敗戦直後の建設業を食わせたのは、皮肉にも占領軍でした。前回見たように、戦時中の建設業は軍施設・軍需工場・地下壕の建設に動員され、そして各都市が空襲で焼け野原になったところで終戦を迎えます。仕事はある——壊れた国土のすべてが仕事です——けれども、その仕事を発注する国家も、資金も、資材も、すべてが失われていました。そこに現れたのが進駐軍でした。進駐軍向けの兵舎・住宅・施設の工事(いわゆる進駐軍工事)が戦後最初の大型需要となり、各社はこれで息をつなぎます。占領軍の工事は、支払いが確実で、しかも米国流の施工管理や仕様が持ち込まれる現場でもありました。図面通りに、工程通りに、品質基準通りに——後に日本の建設業が世界水準へ駆け上がるとき、その下地の一部は、この占領期に否応なく叩き込まれた「アメリカ式の段取り」だったとも言えます。敗戦国が勝者の流儀を現場で学ぶという、複雑な構図です。腕はある、けれど近代的な工程管理や品質管理の作法はまだ体系化されていない——そんな日本の職人集団にとって、進駐軍工事は、屈辱と実利が同居する学びの場でした。皮肉なことに、この時に身につけた段取りの感覚が、やがて佐久間ダムの機械化施工や新幹線の工程管理へとつながっていきます。

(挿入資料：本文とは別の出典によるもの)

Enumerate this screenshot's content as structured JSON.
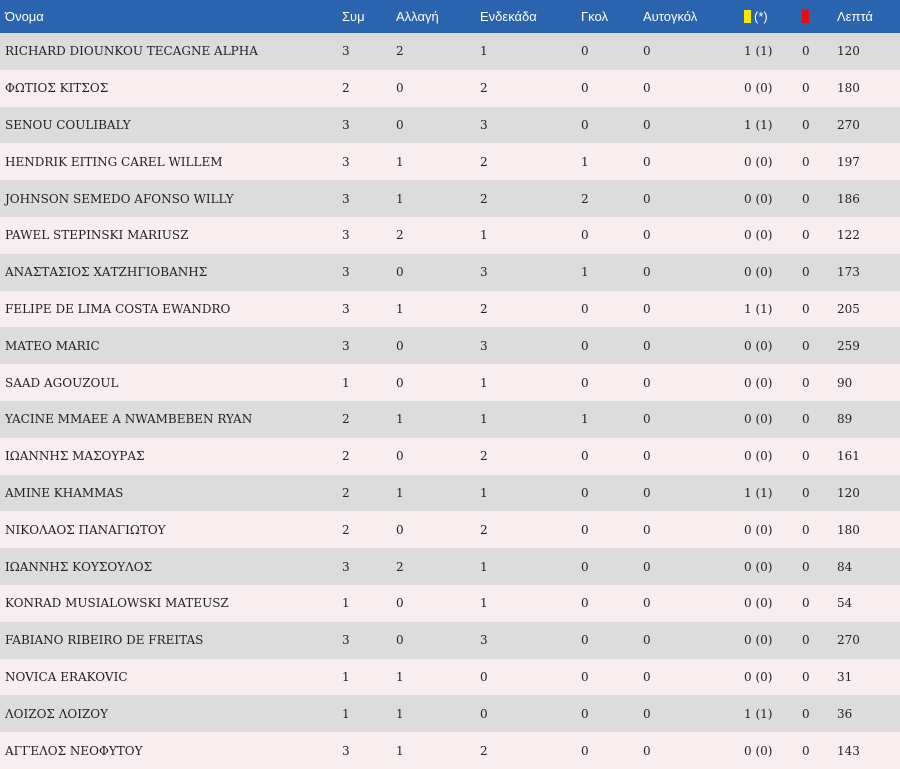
{
  "headers": {
    "name": "Όνομα",
    "apps": "Συμ",
    "sub": "Αλλαγή",
    "starts": "Ενδεκάδα",
    "goals": "Γκολ",
    "own_goals": "Αυτογκόλ",
    "yellow": "(*)",
    "minutes": "Λεπτά"
  },
  "colors": {
    "header_bg": "#2a63ae",
    "yellow_card": "#f5e900",
    "red_card": "#e01010",
    "row_even": "#dcdcdc",
    "row_odd": "#f8eef0"
  },
  "rows": [
    {
      "name": "RICHARD DIOUNKOU TECAGNE ALPHA",
      "apps": "3",
      "sub": "2",
      "starts": "1",
      "goals": "0",
      "own_goals": "0",
      "yellow": "1 (1)",
      "red": "0",
      "minutes": "120"
    },
    {
      "name": "ΦΩΤΙΟΣ ΚΙΤΣΟΣ",
      "apps": "2",
      "sub": "0",
      "starts": "2",
      "goals": "0",
      "own_goals": "0",
      "yellow": "0 (0)",
      "red": "0",
      "minutes": "180"
    },
    {
      "name": "SENOU COULIBALY",
      "apps": "3",
      "sub": "0",
      "starts": "3",
      "goals": "0",
      "own_goals": "0",
      "yellow": "1 (1)",
      "red": "0",
      "minutes": "270"
    },
    {
      "name": "HENDRIK EITING CAREL WILLEM",
      "apps": "3",
      "sub": "1",
      "starts": "2",
      "goals": "1",
      "own_goals": "0",
      "yellow": "0 (0)",
      "red": "0",
      "minutes": "197"
    },
    {
      "name": "JOHNSON SEMEDO AFONSO WILLY",
      "apps": "3",
      "sub": "1",
      "starts": "2",
      "goals": "2",
      "own_goals": "0",
      "yellow": "0 (0)",
      "red": "0",
      "minutes": "186"
    },
    {
      "name": "PAWEL STEPINSKI MARIUSZ",
      "apps": "3",
      "sub": "2",
      "starts": "1",
      "goals": "0",
      "own_goals": "0",
      "yellow": "0 (0)",
      "red": "0",
      "minutes": "122"
    },
    {
      "name": "ΑΝΑΣΤΑΣΙΟΣ ΧΑΤΖΗΓΙΟΒΑΝΗΣ",
      "apps": "3",
      "sub": "0",
      "starts": "3",
      "goals": "1",
      "own_goals": "0",
      "yellow": "0 (0)",
      "red": "0",
      "minutes": "173"
    },
    {
      "name": "FELIPE DE LIMA COSTA EWANDRO",
      "apps": "3",
      "sub": "1",
      "starts": "2",
      "goals": "0",
      "own_goals": "0",
      "yellow": "1 (1)",
      "red": "0",
      "minutes": "205"
    },
    {
      "name": "MATEO MARIC",
      "apps": "3",
      "sub": "0",
      "starts": "3",
      "goals": "0",
      "own_goals": "0",
      "yellow": "0 (0)",
      "red": "0",
      "minutes": "259"
    },
    {
      "name": "SAAD AGOUZOUL",
      "apps": "1",
      "sub": "0",
      "starts": "1",
      "goals": "0",
      "own_goals": "0",
      "yellow": "0 (0)",
      "red": "0",
      "minutes": "90"
    },
    {
      "name": "YACINE MMAEE A NWAMBEBEN RYAN",
      "apps": "2",
      "sub": "1",
      "starts": "1",
      "goals": "1",
      "own_goals": "0",
      "yellow": "0 (0)",
      "red": "0",
      "minutes": "89"
    },
    {
      "name": "ΙΩΑΝΝΗΣ ΜΑΣΟΥΡΑΣ",
      "apps": "2",
      "sub": "0",
      "starts": "2",
      "goals": "0",
      "own_goals": "0",
      "yellow": "0 (0)",
      "red": "0",
      "minutes": "161"
    },
    {
      "name": "AMINE KHAMMAS",
      "apps": "2",
      "sub": "1",
      "starts": "1",
      "goals": "0",
      "own_goals": "0",
      "yellow": "1 (1)",
      "red": "0",
      "minutes": "120"
    },
    {
      "name": "ΝΙΚΟΛΑΟΣ ΠΑΝΑΓΙΩΤΟΥ",
      "apps": "2",
      "sub": "0",
      "starts": "2",
      "goals": "0",
      "own_goals": "0",
      "yellow": "0 (0)",
      "red": "0",
      "minutes": "180"
    },
    {
      "name": "ΙΩΑΝΝΗΣ ΚΟΥΣΟΥΛΟΣ",
      "apps": "3",
      "sub": "2",
      "starts": "1",
      "goals": "0",
      "own_goals": "0",
      "yellow": "0 (0)",
      "red": "0",
      "minutes": "84"
    },
    {
      "name": "KONRAD MUSIALOWSKI MATEUSZ",
      "apps": "1",
      "sub": "0",
      "starts": "1",
      "goals": "0",
      "own_goals": "0",
      "yellow": "0 (0)",
      "red": "0",
      "minutes": "54"
    },
    {
      "name": "FABIANO RIBEIRO DE FREITAS",
      "apps": "3",
      "sub": "0",
      "starts": "3",
      "goals": "0",
      "own_goals": "0",
      "yellow": "0 (0)",
      "red": "0",
      "minutes": "270"
    },
    {
      "name": "NOVICA ERAKOVIC",
      "apps": "1",
      "sub": "1",
      "starts": "0",
      "goals": "0",
      "own_goals": "0",
      "yellow": "0 (0)",
      "red": "0",
      "minutes": "31"
    },
    {
      "name": "ΛΟΙΖΟΣ ΛΟΙΖΟΥ",
      "apps": "1",
      "sub": "1",
      "starts": "0",
      "goals": "0",
      "own_goals": "0",
      "yellow": "1 (1)",
      "red": "0",
      "minutes": "36"
    },
    {
      "name": "ΑΓΓΕΛΟΣ ΝΕΟΦΥΤΟΥ",
      "apps": "3",
      "sub": "1",
      "starts": "2",
      "goals": "0",
      "own_goals": "0",
      "yellow": "0 (0)",
      "red": "0",
      "minutes": "143"
    }
  ]
}
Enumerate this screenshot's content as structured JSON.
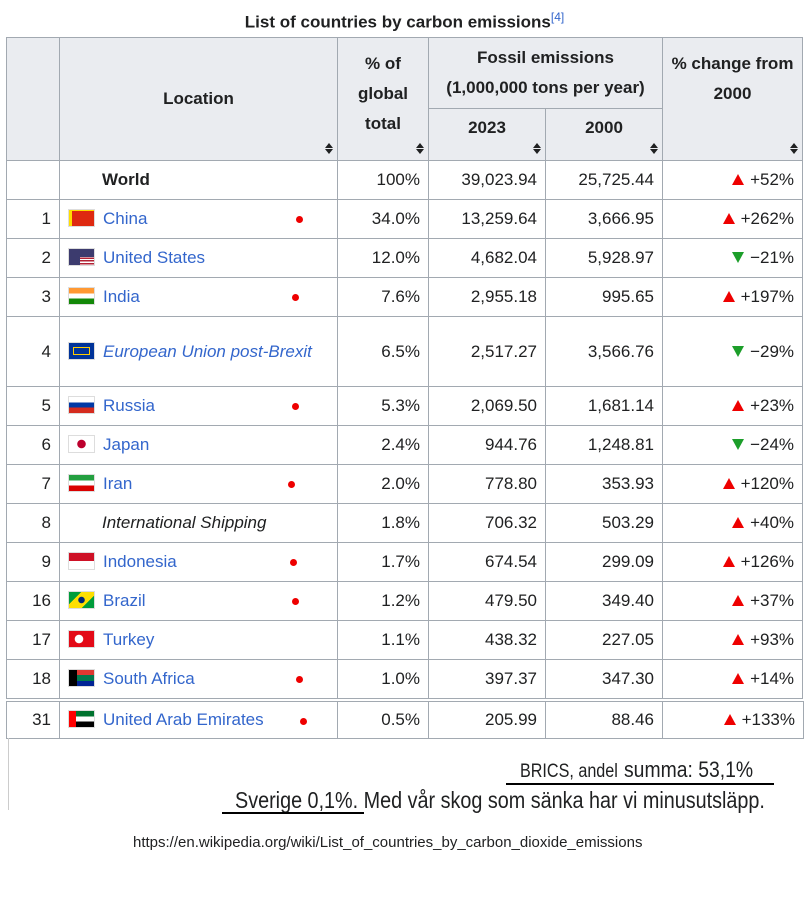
{
  "title": "List of countries by carbon emissions",
  "title_ref": "[4]",
  "header": {
    "location": "Location",
    "share": "% of global total",
    "fossil_title": "Fossil emissions",
    "fossil_unit": "(1,000,000 tons per year)",
    "y2023": "2023",
    "y2000": "2000",
    "change": "% change from 2000"
  },
  "rows": [
    {
      "location": "World",
      "share": "100%",
      "e2023": "39,023.94",
      "e2000": "25,725.44",
      "change": "+52%"
    },
    {
      "rank": "1",
      "location": "China",
      "share": "34.0%",
      "e2023": "13,259.64",
      "e2000": "3,666.95",
      "change": "+262%"
    },
    {
      "rank": "2",
      "location": "United States",
      "share": "12.0%",
      "e2023": "4,682.04",
      "e2000": "5,928.97",
      "change": "−21%"
    },
    {
      "rank": "3",
      "location": "India",
      "share": "7.6%",
      "e2023": "2,955.18",
      "e2000": "995.65",
      "change": "+197%"
    },
    {
      "rank": "4",
      "location": "European Union post-Brexit",
      "share": "6.5%",
      "e2023": "2,517.27",
      "e2000": "3,566.76",
      "change": "−29%"
    },
    {
      "rank": "5",
      "location": "Russia",
      "share": "5.3%",
      "e2023": "2,069.50",
      "e2000": "1,681.14",
      "change": "+23%"
    },
    {
      "rank": "6",
      "location": "Japan",
      "share": "2.4%",
      "e2023": "944.76",
      "e2000": "1,248.81",
      "change": "−24%"
    },
    {
      "rank": "7",
      "location": "Iran",
      "share": "2.0%",
      "e2023": "778.80",
      "e2000": "353.93",
      "change": "+120%"
    },
    {
      "rank": "8",
      "location": "International Shipping",
      "share": "1.8%",
      "e2023": "706.32",
      "e2000": "503.29",
      "change": "+40%"
    },
    {
      "rank": "9",
      "location": "Indonesia",
      "share": "1.7%",
      "e2023": "674.54",
      "e2000": "299.09",
      "change": "+126%"
    },
    {
      "rank": "16",
      "location": "Brazil",
      "share": "1.2%",
      "e2023": "479.50",
      "e2000": "349.40",
      "change": "+37%"
    },
    {
      "rank": "17",
      "location": "Turkey",
      "share": "1.1%",
      "e2023": "438.32",
      "e2000": "227.05",
      "change": "+93%"
    },
    {
      "rank": "18",
      "location": "South Africa",
      "share": "1.0%",
      "e2023": "397.37",
      "e2000": "347.30",
      "change": "+14%"
    },
    {
      "rank": "31",
      "location": "United Arab Emirates",
      "share": "0.5%",
      "e2023": "205.99",
      "e2000": "88.46",
      "change": "+133%"
    }
  ],
  "annotation": {
    "brics_label": "BRICS, andel",
    "brics_sum": "summa: 53,1%",
    "sweden": "Sverige 0,1%. Med vår skog som sänka har vi minusutsläpp."
  },
  "url": "https://en.wikipedia.org/wiki/List_of_countries_by_carbon_dioxide_emissions"
}
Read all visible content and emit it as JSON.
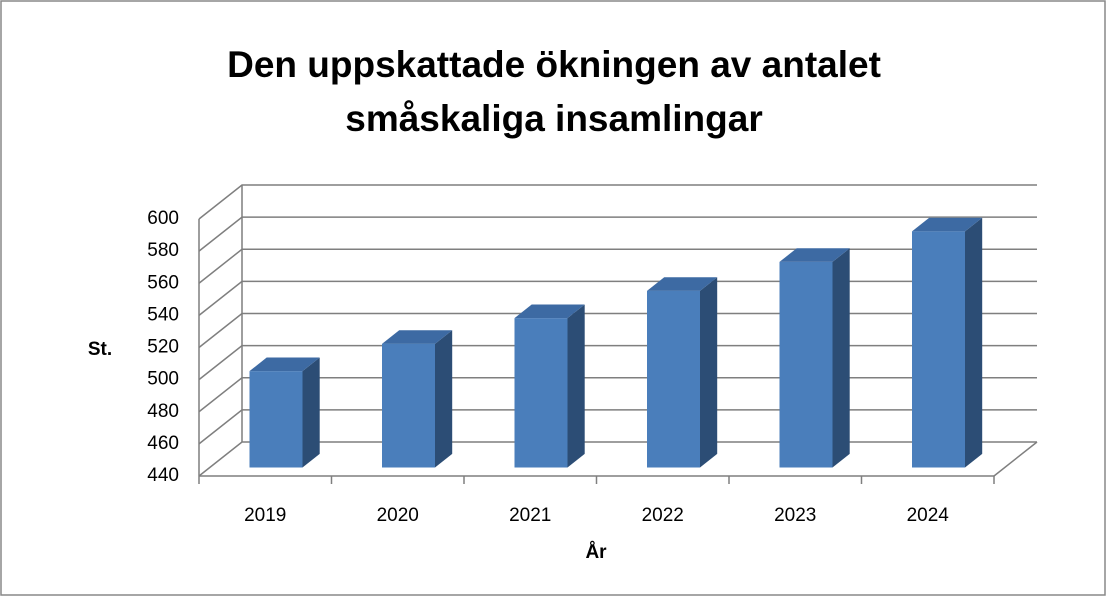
{
  "chart_data": {
    "type": "bar3d",
    "title": "Den uppskattade ökningen av antalet småskaliga insamlingar",
    "xlabel": "År",
    "ylabel": "St.",
    "categories": [
      "2019",
      "2020",
      "2021",
      "2022",
      "2023",
      "2024"
    ],
    "values": [
      500,
      517,
      533,
      550,
      568,
      587
    ],
    "color": "#4a7ebb",
    "ylim": [
      440,
      600
    ],
    "yticks": [
      440,
      460,
      480,
      500,
      520,
      540,
      560,
      580,
      600
    ],
    "grid": true
  }
}
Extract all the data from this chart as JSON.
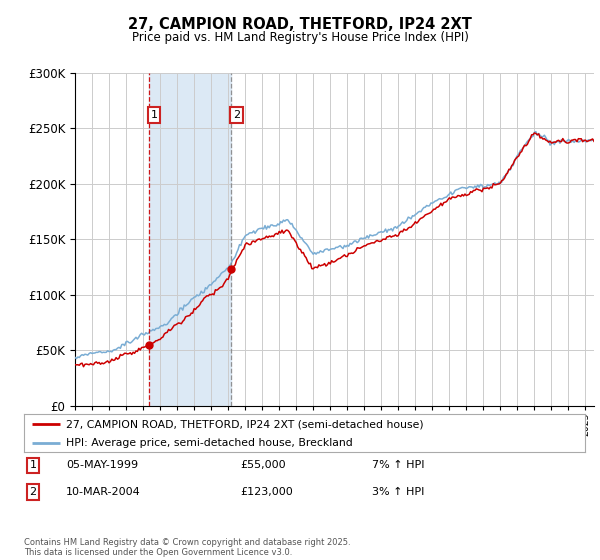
{
  "title1": "27, CAMPION ROAD, THETFORD, IP24 2XT",
  "title2": "Price paid vs. HM Land Registry's House Price Index (HPI)",
  "legend_line1": "27, CAMPION ROAD, THETFORD, IP24 2XT (semi-detached house)",
  "legend_line2": "HPI: Average price, semi-detached house, Breckland",
  "sale1_date": "05-MAY-1999",
  "sale1_price": 55000,
  "sale1_pct": "7% ↑ HPI",
  "sale2_date": "10-MAR-2004",
  "sale2_price": 123000,
  "sale2_pct": "3% ↑ HPI",
  "footnote": "Contains HM Land Registry data © Crown copyright and database right 2025.\nThis data is licensed under the Open Government Licence v3.0.",
  "xmin": 1995.0,
  "xmax": 2025.5,
  "ymin": 0,
  "ymax": 300000,
  "sale1_x": 1999.34,
  "sale2_x": 2004.19,
  "line_color": "#cc0000",
  "hpi_color": "#7aadd4",
  "shade_color": "#dce9f5",
  "grid_color": "#cccccc",
  "background_color": "#ffffff",
  "sale2_vline_color": "#aaaaaa"
}
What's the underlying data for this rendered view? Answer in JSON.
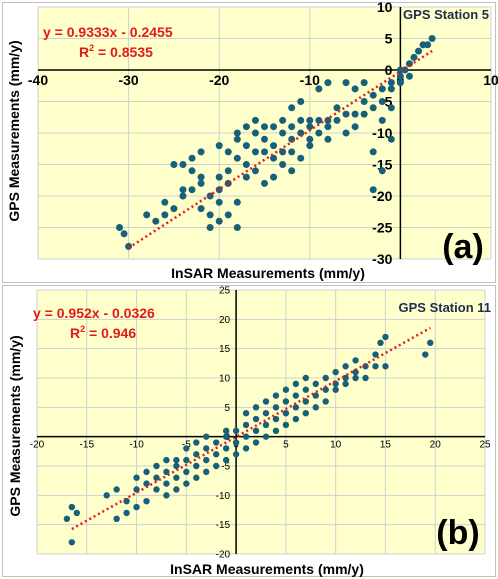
{
  "chart_data": [
    {
      "type": "scatter",
      "panel_label": "(a)",
      "station": "GPS Station 5",
      "equation": "y = 0.9333x - 0.2455",
      "r2_prefix": "R",
      "r2_sup": "2",
      "r2_value": " = 0.8535",
      "xlabel": "InSAR Measurements (mm/y)",
      "ylabel": "GPS Measurements (mm/y)",
      "xlim": [
        -40,
        10
      ],
      "ylim": [
        -30,
        10
      ],
      "xticks": [
        -40,
        -30,
        -20,
        -10,
        0,
        10
      ],
      "yticks": [
        -30,
        -25,
        -20,
        -15,
        -10,
        -5,
        0,
        5,
        10
      ],
      "grid": true,
      "trendline": {
        "slope": 0.9333,
        "intercept": -0.2455,
        "x_range": [
          -30,
          3.5
        ]
      },
      "points": [
        [
          -31,
          -25
        ],
        [
          -30,
          -28
        ],
        [
          -30.5,
          -26
        ],
        [
          -28,
          -23
        ],
        [
          -27,
          -24
        ],
        [
          -26,
          -21
        ],
        [
          -26,
          -23
        ],
        [
          -25,
          -22
        ],
        [
          -25,
          -15
        ],
        [
          -24,
          -19
        ],
        [
          -24,
          -15
        ],
        [
          -23,
          -14
        ],
        [
          -23,
          -16
        ],
        [
          -22,
          -13
        ],
        [
          -22,
          -17
        ],
        [
          -22,
          -22
        ],
        [
          -21,
          -20
        ],
        [
          -21,
          -23
        ],
        [
          -21,
          -25
        ],
        [
          -20,
          -21
        ],
        [
          -20,
          -24
        ],
        [
          -20,
          -12
        ],
        [
          -20,
          -19
        ],
        [
          -19,
          -13
        ],
        [
          -19,
          -18
        ],
        [
          -19,
          -23
        ],
        [
          -18,
          -11
        ],
        [
          -18,
          -14
        ],
        [
          -18,
          -21
        ],
        [
          -18,
          -25
        ],
        [
          -17,
          -12
        ],
        [
          -17,
          -15
        ],
        [
          -17,
          -17
        ],
        [
          -16,
          -10
        ],
        [
          -16,
          -13
        ],
        [
          -16,
          -16
        ],
        [
          -15,
          -11
        ],
        [
          -15,
          -13
        ],
        [
          -15,
          -18
        ],
        [
          -14,
          -9
        ],
        [
          -14,
          -12
        ],
        [
          -14,
          -14
        ],
        [
          -14,
          -17
        ],
        [
          -13,
          -8
        ],
        [
          -13,
          -10
        ],
        [
          -13,
          -13
        ],
        [
          -12,
          -9
        ],
        [
          -12,
          -11
        ],
        [
          -12,
          -16
        ],
        [
          -11,
          -8
        ],
        [
          -11,
          -10
        ],
        [
          -11,
          -14
        ],
        [
          -10,
          -8
        ],
        [
          -10,
          -9
        ],
        [
          -10,
          -12
        ],
        [
          -9,
          -8
        ],
        [
          -9,
          -10
        ],
        [
          -8,
          -8
        ],
        [
          -8,
          -9
        ],
        [
          -8,
          -11
        ],
        [
          -7,
          -6
        ],
        [
          -7,
          -8
        ],
        [
          -6,
          -7
        ],
        [
          -6,
          -10
        ],
        [
          -5,
          -7
        ],
        [
          -5,
          -9
        ],
        [
          -4,
          -7
        ],
        [
          -4,
          -5
        ],
        [
          -3,
          -4
        ],
        [
          -3,
          -6
        ],
        [
          -3,
          -13
        ],
        [
          -3,
          -19
        ],
        [
          -2,
          -3
        ],
        [
          -2,
          -5
        ],
        [
          -2,
          -8
        ],
        [
          -2,
          -16
        ],
        [
          -1,
          -2
        ],
        [
          -1,
          -3
        ],
        [
          -1,
          -6
        ],
        [
          -1,
          -11
        ],
        [
          0,
          -1
        ],
        [
          0,
          0
        ],
        [
          0,
          -2
        ],
        [
          0.5,
          0
        ],
        [
          1,
          1
        ],
        [
          1,
          -1
        ],
        [
          1.5,
          2
        ],
        [
          2,
          3
        ],
        [
          2.5,
          4
        ],
        [
          3,
          4
        ],
        [
          3.5,
          5
        ],
        [
          -8,
          -2
        ],
        [
          -9,
          -3
        ],
        [
          -11,
          -5
        ],
        [
          -12,
          -6
        ],
        [
          -6,
          -2
        ],
        [
          -5,
          -3
        ],
        [
          -4,
          -2
        ],
        [
          -15,
          -9
        ],
        [
          -16,
          -8
        ],
        [
          -17,
          -9
        ],
        [
          -18,
          -10
        ],
        [
          -19,
          -16
        ],
        [
          -20,
          -17
        ],
        [
          -22,
          -18
        ],
        [
          -23,
          -19
        ],
        [
          -24,
          -20
        ],
        [
          -13,
          -15
        ],
        [
          -12,
          -13
        ],
        [
          -10,
          -11
        ]
      ]
    },
    {
      "type": "scatter",
      "panel_label": "(b)",
      "station": "GPS Station 11",
      "equation": "y = 0.952x - 0.0326",
      "r2_prefix": "R",
      "r2_sup": "2",
      "r2_value": " = 0.946",
      "xlabel": "InSAR Measurements (mm/y)",
      "ylabel": "GPS Measurements (mm/y)",
      "xlim": [
        -20,
        25
      ],
      "ylim": [
        -20,
        25
      ],
      "xticks": [
        -20,
        -15,
        -10,
        -5,
        0,
        5,
        10,
        15,
        20,
        25
      ],
      "yticks": [
        -20,
        -15,
        -10,
        -5,
        0,
        5,
        10,
        15,
        20,
        25
      ],
      "grid": true,
      "trendline": {
        "slope": 0.952,
        "intercept": -0.0326,
        "x_range": [
          -16.5,
          19.5
        ]
      },
      "points": [
        [
          -17,
          -14
        ],
        [
          -16.5,
          -18
        ],
        [
          -16.5,
          -12
        ],
        [
          -16,
          -13
        ],
        [
          -12,
          -14
        ],
        [
          -11,
          -13
        ],
        [
          -11,
          -11
        ],
        [
          -10,
          -12
        ],
        [
          -10,
          -9
        ],
        [
          -9,
          -8
        ],
        [
          -9,
          -11
        ],
        [
          -8,
          -7
        ],
        [
          -8,
          -9
        ],
        [
          -7,
          -6
        ],
        [
          -7,
          -8
        ],
        [
          -7,
          -10
        ],
        [
          -6,
          -5
        ],
        [
          -6,
          -7
        ],
        [
          -6,
          -9
        ],
        [
          -5,
          -4
        ],
        [
          -5,
          -6
        ],
        [
          -5,
          -8
        ],
        [
          -4,
          -3
        ],
        [
          -4,
          -5
        ],
        [
          -4,
          -7
        ],
        [
          -3,
          -2
        ],
        [
          -3,
          -4
        ],
        [
          -3,
          -6
        ],
        [
          -2,
          -1
        ],
        [
          -2,
          -3
        ],
        [
          -2,
          -5
        ],
        [
          -1,
          0
        ],
        [
          -1,
          -2
        ],
        [
          -1,
          -4
        ],
        [
          0,
          1
        ],
        [
          0,
          -1
        ],
        [
          0,
          -3
        ],
        [
          1,
          2
        ],
        [
          1,
          0
        ],
        [
          1,
          -2
        ],
        [
          2,
          1
        ],
        [
          2,
          3
        ],
        [
          2,
          -1
        ],
        [
          3,
          2
        ],
        [
          3,
          4
        ],
        [
          3,
          0
        ],
        [
          4,
          3
        ],
        [
          4,
          5
        ],
        [
          4,
          1
        ],
        [
          5,
          4
        ],
        [
          5,
          6
        ],
        [
          5,
          2
        ],
        [
          6,
          5
        ],
        [
          6,
          7
        ],
        [
          6,
          3
        ],
        [
          7,
          6
        ],
        [
          7,
          8
        ],
        [
          7,
          4
        ],
        [
          8,
          7
        ],
        [
          8,
          9
        ],
        [
          9,
          8
        ],
        [
          9,
          10
        ],
        [
          10,
          9
        ],
        [
          10,
          11
        ],
        [
          11,
          10
        ],
        [
          11,
          12
        ],
        [
          12,
          11
        ],
        [
          12,
          13
        ],
        [
          13,
          12
        ],
        [
          14,
          14
        ],
        [
          15,
          17
        ],
        [
          15,
          12
        ],
        [
          14.5,
          16
        ],
        [
          19,
          14
        ],
        [
          19.5,
          16
        ],
        [
          -13,
          -10
        ],
        [
          -12,
          -9
        ],
        [
          -8,
          -5
        ],
        [
          -6,
          -4
        ],
        [
          -4,
          -1
        ],
        [
          -3,
          0
        ],
        [
          1,
          4
        ],
        [
          2,
          5
        ],
        [
          4,
          7
        ],
        [
          6,
          9
        ],
        [
          8,
          5
        ],
        [
          9,
          6
        ],
        [
          10,
          8
        ],
        [
          11,
          9
        ],
        [
          12,
          10
        ],
        [
          13,
          10
        ],
        [
          14,
          12
        ],
        [
          7,
          10
        ],
        [
          5,
          8
        ],
        [
          3,
          6
        ],
        [
          -1,
          1
        ],
        [
          -5,
          -2
        ],
        [
          -9,
          -6
        ],
        [
          -10,
          -7
        ],
        [
          -7,
          -4
        ]
      ]
    }
  ]
}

制度面では、産業そのものが法的に組み直されます。1948年に建設省が発足し、翌1949年に建設業法が制定されて、登録制(後に許可制)の下で「建設業」という産業が法的に定義されました。それまで「組」や「店」として親方の人格で成り立っていた請負の世界に、国が免許を出し、国が監督するという枠がはめられたのです。この建設業法こそ、現在まで続く「建設業許可」の出発点であり、後の連載で触れる約47万社という許可業者数の、いちばん最初の一社が登録された瞬間でもあります。1950年に朝鮮戦争が始まると、いわゆる朝鮮戦争特需が重なり、資材需要と工事需要が一気に回復して、産業は本格的に再起動します。前回まで、明治国家が「発注者としての国家」を強力に組織し、民間業者をその下の「組」として位置づけてきた経緯を見てきましたが、戦後の建設省・建設業法は、その官主導の枠組みを、より制度化された形で再建したものだと言えます。国が計画し、国が発注し、業者が施工を請け負う——この基本構造は、名前や仕組みを変えながら、戦前から戦後へと連続していたのです。町場の中小建設会社にとっても、この時期は示唆に富みます。制度が整い、発注者が信用でき、支払いが読める——その三つが揃ってはじめて、職人集団は「会社」として設備投資や人の採用に踏み切れる。逆に言えば、いくら腕があっても、発注と支払いが不安定なうちは、事業は組のまま大きくなりきれないのです。今も昔も、経営を安定させる土台は、派手な受注そのものより、確実に回収できる仕事の積み重ねにあります。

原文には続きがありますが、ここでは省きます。